Eddie began to go from one window to the next, starting in the front room, closing and locking them as he moved along the walls from the front door into the dining room.  By the time he reached the back door in the kitchen, he realized he was only prolonging the inevitable, but he latched the screen and locked the door anyway.  Then he ran up the stairs and into his room.

          He slammed the bat against wall to his right, leaving a hole in the plaster and fine white dust across his hand.  He heard Janice scream again in the room next to his.  That's the last thing that he needed right now, he thought to himself as he slammed the bat into the wall on his left and shouted for her to shut up.  Damn!  Damn it all!  What was he going to do?
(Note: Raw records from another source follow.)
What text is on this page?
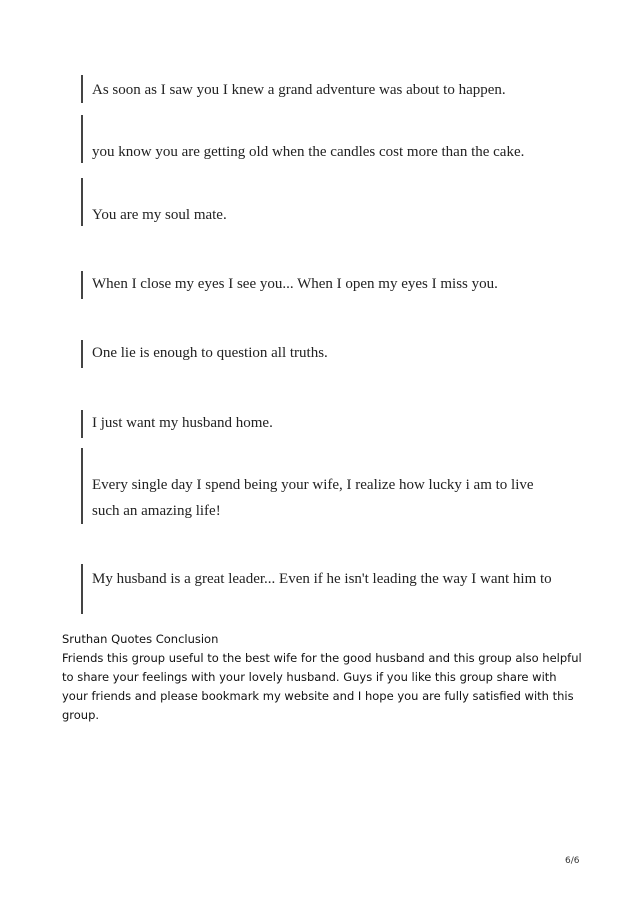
As soon as I saw you I knew a grand adventure was about to happen.
you know you are getting old when the candles cost more than the cake.
You are my soul mate.
When I close my eyes I see you... When I open my eyes I miss you.
One lie is enough to question all truths.
I just want my husband home.
Every single day I spend being your wife, I realize how lucky i am to live such an amazing life!
My husband is a great leader... Even if he isn't leading the way I want him to
Sruthan Quotes Conclusion
Friends this group useful to the best wife for the good husband and this group also helpful to share your feelings with your lovely husband. Guys if you like this group share with your friends and please bookmark my website and I hope you are fully satisfied with this group.
6/6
          He walked over to his window, where he could see his father pulling up into the tractor shed.  Damn!  "Oh shit, oh fuck!" he exclaimed out loud.  He slammed the bat into the wall one more time, then he threw it across the room, taking out the window on the other side of his room.

          "Shit, shit, shit!  Why does this always happen to me?"
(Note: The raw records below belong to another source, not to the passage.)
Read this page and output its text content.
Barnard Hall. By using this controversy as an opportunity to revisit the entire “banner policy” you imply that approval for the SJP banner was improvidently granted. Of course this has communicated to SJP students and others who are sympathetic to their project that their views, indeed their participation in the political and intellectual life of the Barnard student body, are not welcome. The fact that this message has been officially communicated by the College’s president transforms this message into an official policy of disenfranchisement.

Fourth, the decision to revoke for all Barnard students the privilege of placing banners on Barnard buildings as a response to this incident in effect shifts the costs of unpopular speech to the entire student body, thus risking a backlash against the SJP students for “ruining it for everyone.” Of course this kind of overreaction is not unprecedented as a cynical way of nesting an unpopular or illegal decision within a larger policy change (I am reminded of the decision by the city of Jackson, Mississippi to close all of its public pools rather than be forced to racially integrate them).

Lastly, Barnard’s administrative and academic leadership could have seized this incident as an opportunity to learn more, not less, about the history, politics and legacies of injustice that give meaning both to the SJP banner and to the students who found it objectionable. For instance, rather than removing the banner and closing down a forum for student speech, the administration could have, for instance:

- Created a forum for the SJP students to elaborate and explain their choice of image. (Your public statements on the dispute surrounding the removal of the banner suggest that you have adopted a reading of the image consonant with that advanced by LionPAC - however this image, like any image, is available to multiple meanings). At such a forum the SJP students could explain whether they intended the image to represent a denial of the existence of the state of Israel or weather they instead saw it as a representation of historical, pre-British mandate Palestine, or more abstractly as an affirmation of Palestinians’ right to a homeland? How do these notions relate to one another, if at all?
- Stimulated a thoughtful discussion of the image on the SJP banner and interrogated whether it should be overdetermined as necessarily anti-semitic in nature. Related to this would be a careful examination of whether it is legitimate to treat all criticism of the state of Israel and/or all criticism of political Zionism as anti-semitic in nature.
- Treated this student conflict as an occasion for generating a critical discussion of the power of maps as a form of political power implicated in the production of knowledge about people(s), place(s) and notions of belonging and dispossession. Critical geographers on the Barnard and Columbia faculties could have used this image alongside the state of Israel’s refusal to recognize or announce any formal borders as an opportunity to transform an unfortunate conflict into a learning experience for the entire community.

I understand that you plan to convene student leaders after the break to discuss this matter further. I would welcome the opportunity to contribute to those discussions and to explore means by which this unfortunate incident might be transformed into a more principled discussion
          He threw himself on his bed and began rocking back and forth, rapping his arms tightly around his body as if in a solo bear hug.  The fear of being caught, with nowhere to run, crept through him like a fog.  He had felt like this after he had thrust Aunt Louise against the wall, but it had turned out all right.  That nosy lieutenant had zeroed in on him, but he had simply kept quiet after that, and no more had been said as far as he knew.

          He hadn't meant to do that to Aunt Louise, it had just happened.  He hadn't even touched her, although he had wanted to.  All he had done was think the thoughts.  But no one had been able to figure out the mystery and he had been spared.  As time passed, he had gotten a little bit cocky, even experimenting with his newfound powers on the farm ani­mals.  He didn't seem to have much control, he soon found out, it was more like the power had control over him.

          This time he knew that things would be different, just like he knew that he was different.  There would be no un­explained mysteries this time.  He had boned his sister, and bashed his brother.  There would be hell to pay, his father's idea of hell to start with.  Damn!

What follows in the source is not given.